Status: revising and reposting. new chapters out every few days.

Dying to be Thin

Six.

People used to care.

Everyone used to care.

My weight,

Seemed like the top priority on their minds.

Back when I actually ate,

People were always concerned.

“Did you have breakfast this morning?”

“You’re so skinny!

You eat right?”

“Are you hungry?

You've got no meat on your bones!”


They’d say,

Their eyes wide and anxious,

As they examined my protruding collar bone,

And bony legs.

I didn’t have to lie then,

Because I was actually thin,

My hormone imbalance,

My rotting,

Failing,

Dead liver,

Had stripped all the fat from my bones.

At 9 years old,

I was barely 4 feet tall,

And barely 64 pounds.

They installed a tube,

From my arm to my heart,

That pumped in nutrients 24/7.

I drank whole milk,

And gorged myself on pizza and cookies.

Then,

Everything changed.

They started pumping steroids into my veins instead.

My face puffed up,

Chipmunk cheeks replacing sunken ones,

My stomach slowly expanded,

Until I looked pregnant,

Instead of starved.

The girls at school started laughing,

Whispers carried knives across classrooms and hallways.

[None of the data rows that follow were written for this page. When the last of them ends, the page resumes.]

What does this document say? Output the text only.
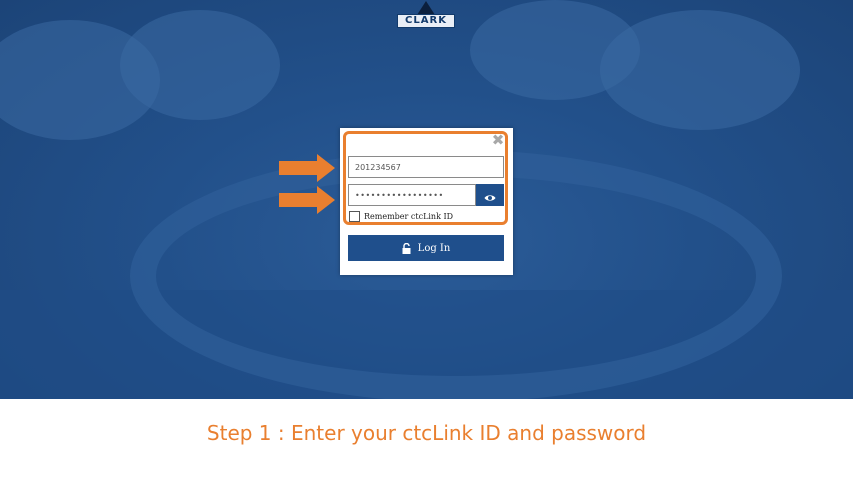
CLARK
✖
201234567
•••••••••••••••••
Remember ctcLink ID
Log In
Step 1 : Enter your ctcLink ID and password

My mom dished out harsher criticism.

One day,

I came home,

To find that every camisole,

Every pair of short shorts,

Every single article of clothing,

That could possibly cling to my body,

Had magically disappeared,

Into the trash bin in the garage.

I was 12 years old.

By the time I hit 13,

I was off the steroids.

At first,

I had lost all the extra weight.

My face returned to normal,

My stomach became flat again.

But,

Just four months shy of my 14th birthday,

I woke up to find my panties stained red,

I was thrilled.

I was the last girl in 8th grade to become a woman.

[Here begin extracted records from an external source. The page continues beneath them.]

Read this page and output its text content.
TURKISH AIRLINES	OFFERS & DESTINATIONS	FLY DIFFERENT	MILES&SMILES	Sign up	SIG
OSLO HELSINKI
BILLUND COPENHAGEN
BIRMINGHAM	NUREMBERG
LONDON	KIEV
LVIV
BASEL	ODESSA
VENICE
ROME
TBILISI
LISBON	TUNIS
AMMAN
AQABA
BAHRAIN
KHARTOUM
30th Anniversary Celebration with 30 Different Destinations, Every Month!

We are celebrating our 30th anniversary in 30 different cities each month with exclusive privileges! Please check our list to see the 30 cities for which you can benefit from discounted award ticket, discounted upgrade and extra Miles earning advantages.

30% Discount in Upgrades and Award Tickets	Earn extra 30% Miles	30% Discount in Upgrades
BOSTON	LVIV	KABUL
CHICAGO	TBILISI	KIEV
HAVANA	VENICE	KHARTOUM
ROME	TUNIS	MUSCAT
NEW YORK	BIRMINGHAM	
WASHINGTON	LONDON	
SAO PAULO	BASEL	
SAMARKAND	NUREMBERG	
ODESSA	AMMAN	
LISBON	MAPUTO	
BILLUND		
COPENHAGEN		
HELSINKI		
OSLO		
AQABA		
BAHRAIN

I was finally going to grow boobs,

And learn how to use a tampon,

And maybe,

Just maybe,

Find a boy to love.

Not even two months later,

I noticed the changes.

My stomach became soft,

A little fat pouch rested right above the line of my jeans.

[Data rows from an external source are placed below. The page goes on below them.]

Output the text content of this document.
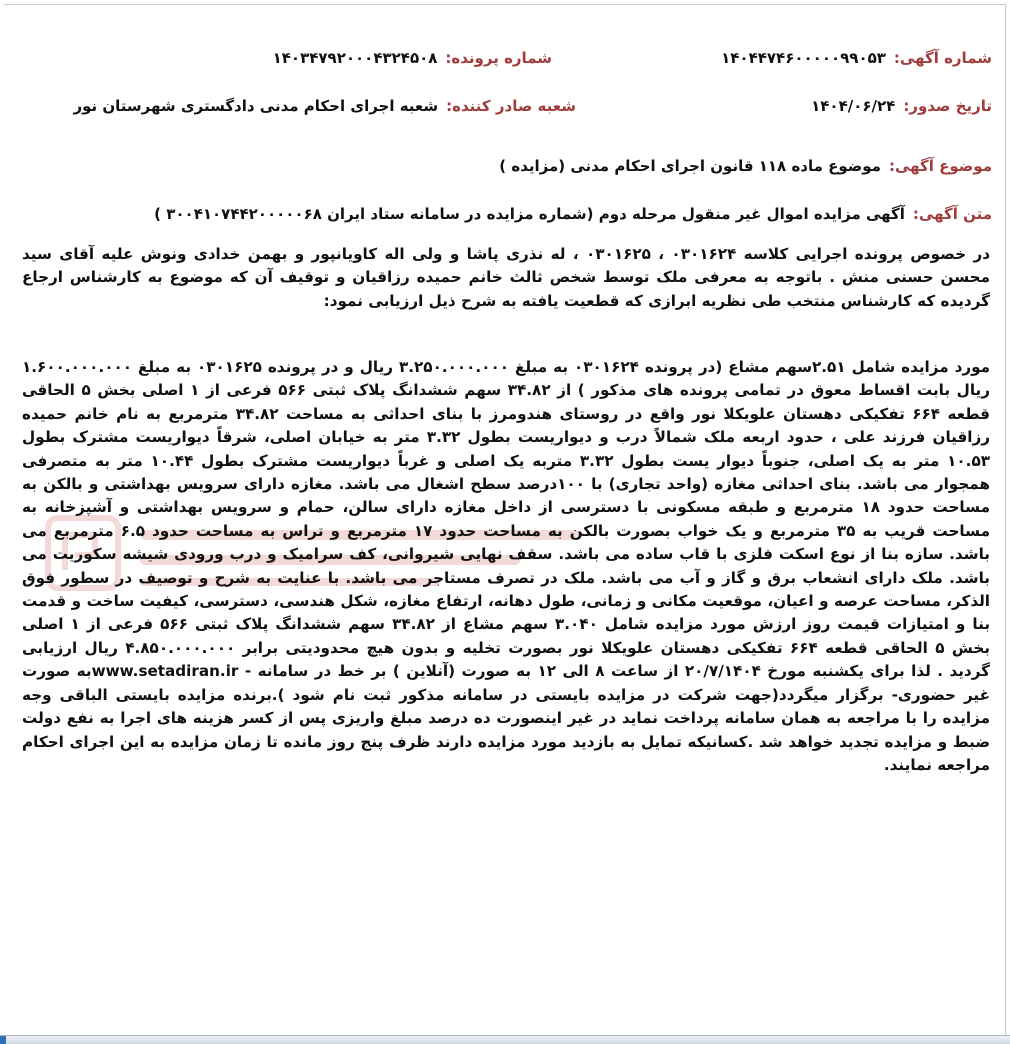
شماره آگهی:۱۴۰۴۴۷۴۶۰۰۰۰۰۹۹۰۵۳
شماره پرونده:۱۴۰۳۴۷۹۲۰۰۰۴۳۲۴۵۰۸
تاریخ صدور:۱۴۰۴/۰۶/۲۴
شعبه صادر کننده:شعبه اجرای احکام مدنی دادگستری شهرستان نور
موضوع آگهی:موضوع ماده ۱۱۸ قانون اجرای احکام مدنی (مزایده )
متن آگهی:آگهی مزایده اموال غیر منقول مرحله دوم (شماره مزایده در سامانه ستاد ایران ۳۰۰۴۱۰۷۴۴۲۰۰۰۰۰۶۸ )

در خصوص پرونده اجرایی کلاسه ۰۳۰۱۶۲۴ ، ۰۳۰۱۶۲۵ ، له نذری پاشا و ولی اله کاویانپور و بهمن خدادی ونوش علیه آقای سید محسن حسنی منش . باتوجه به معرفی ملک توسط شخص ثالث خانم حمیده رزاقیان و توقیف آن که موضوع به کارشناس ارجاع گردیده که کارشناس منتخب طی نظریه ابرازی که قطعیت یافته به شرح ذیل ارزیابی نمود:

مورد مزایده شامل ۲.۵۱سهم مشاع (در پرونده ۰۳۰۱۶۲۴ به مبلغ ۳.۲۵۰.۰۰۰.۰۰۰ ریال و در پرونده ۰۳۰۱۶۲۵ به مبلغ ۱.۶۰۰.۰۰۰.۰۰۰ ریال بابت اقساط معوق در تمامی پرونده های مذکور ) از ۳۴.۸۲ سهم ششدانگ پلاک ثبتی ۵۶۶ فرعی از ۱ اصلی بخش ۵ الحاقی قطعه ۶۶۴ تفکیکی دهستان علویکلا نور واقع در روستای هندومرز با بنای احداثی به مساحت ۳۴.۸۲ مترمربع به نام خانم حمیده رزاقیان فرزند علی ، حدود اربعه ملک شمالاً درب و دیواریست بطول ۳.۳۲ متر به خیابان اصلی، شرقاً دیواریست مشترک بطول ۱۰.۵۳ متر به یک اصلی، جنوباً دیوار یست بطول ۳.۳۲ متربه یک اصلی و غرباً دیواریست مشترک بطول ۱۰.۴۴ متر به متصرفی همجوار می باشد. بنای احداثی مغازه (واحد تجاری) با ۱۰۰درصد سطح اشغال می باشد. مغازه دارای سرویس بهداشتی و بالکن به مساحت حدود ۱۸ مترمربع و طبقه مسکونی با دسترسی از داخل مغازه دارای سالن، حمام و سرویس بهداشتی و آشپزخانه به مساحت قریب به ۳۵ مترمربع و یک خواب بصورت بالکن به مساحت حدود ۱۷ مترمربع و تراس به مساحت حدود ۶.۵ مترمربع می باشد. سازه بنا از نوع اسکت فلزی با قاب ساده می باشد. سقف نهایی شیروانی، کف سرامیک و درب ورودی شیشه سکوریت می باشد. ملک دارای انشعاب برق و گاز و آب می باشد. ملک در تصرف مستاجر می باشد. با عنایت به شرح و توصیف در سطور فوق الذکر، مساحت عرصه و اعیان، موقعیت مکانی و زمانی، طول دهانه، ارتفاع مغازه، شکل هندسی، دسترسی، کیفیت ساخت و قدمت بنا و امتیازات قیمت روز ارزش مورد مزایده شامل ۳.۰۴۰ سهم مشاع از ۳۴.۸۲ سهم ششدانگ پلاک ثبتی ۵۶۶ فرعی از ۱ اصلی بخش ۵ الحاقی قطعه ۶۶۴ تفکیکی دهستان علویکلا نور بصورت تخلیه و بدون هیچ محدودیتی برابر ۴.۸۵۰.۰۰۰.۰۰۰ ریال ارزیابی گردید . لذا برای یکشنبه مورخ ۲۰/۷/۱۴۰۴ از ساعت ۸ الی ۱۲ به صورت (آنلاین ) بر خط در سامانه - www.setadiran.irبه صورت غیر حضوری- برگزار میگردد(جهت شرکت در مزایده بایستی در سامانه مذکور ثبت نام شود ).برنده مزایده بایستی الباقی وجه مزایده را با مراجعه به همان سامانه پرداخت نماید در غیر اینصورت ده درصد مبلغ واریزی پس از کسر هزینه های اجرا به نفع دولت ضبط و مزایده تجدید خواهد شد .کسانیکه تمایل به بازدید مورد مزایده دارند ظرف پنج روز مانده تا زمان مزایده به این اجرای احکام مراجعه نمایند.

My thighs started to extend outwards,

And jiggled with every step I took.

My hips,

My slim,

Wonderful,

Hips,

Grew,

And grew,

And grew.

My friends joked,

Called them ‘baby birthing’ hips.

I hated it.

I jumped from a size 00,

To a size 5.

My mom began the verbal abuse.

I came downstairs in a skirt,

Whore.

I came downstairs in a tank top,

Slut.

I came downstairs in skinny jeans,

Fat ass.

And I couldn’t do it anymore.

Something had to give.

And it was me.

I gave into Ana.

And now,

At the age of 15,

Nobody cares anymore.

Not the way they did when I was 9.

No one tells me how skinny I look anymore,

And no one is concerned about my diet.

Ana is happy about this.

It’s much easier to hide,

When no one is looking for you.

But I just want to cry.

Because if no one cares enough,

To question,

Why I no longer need tampons,

Why my hair is falling out,

Why my skin is covered in fuzz,

How it even went this far,

Will they care when everything has wasted away?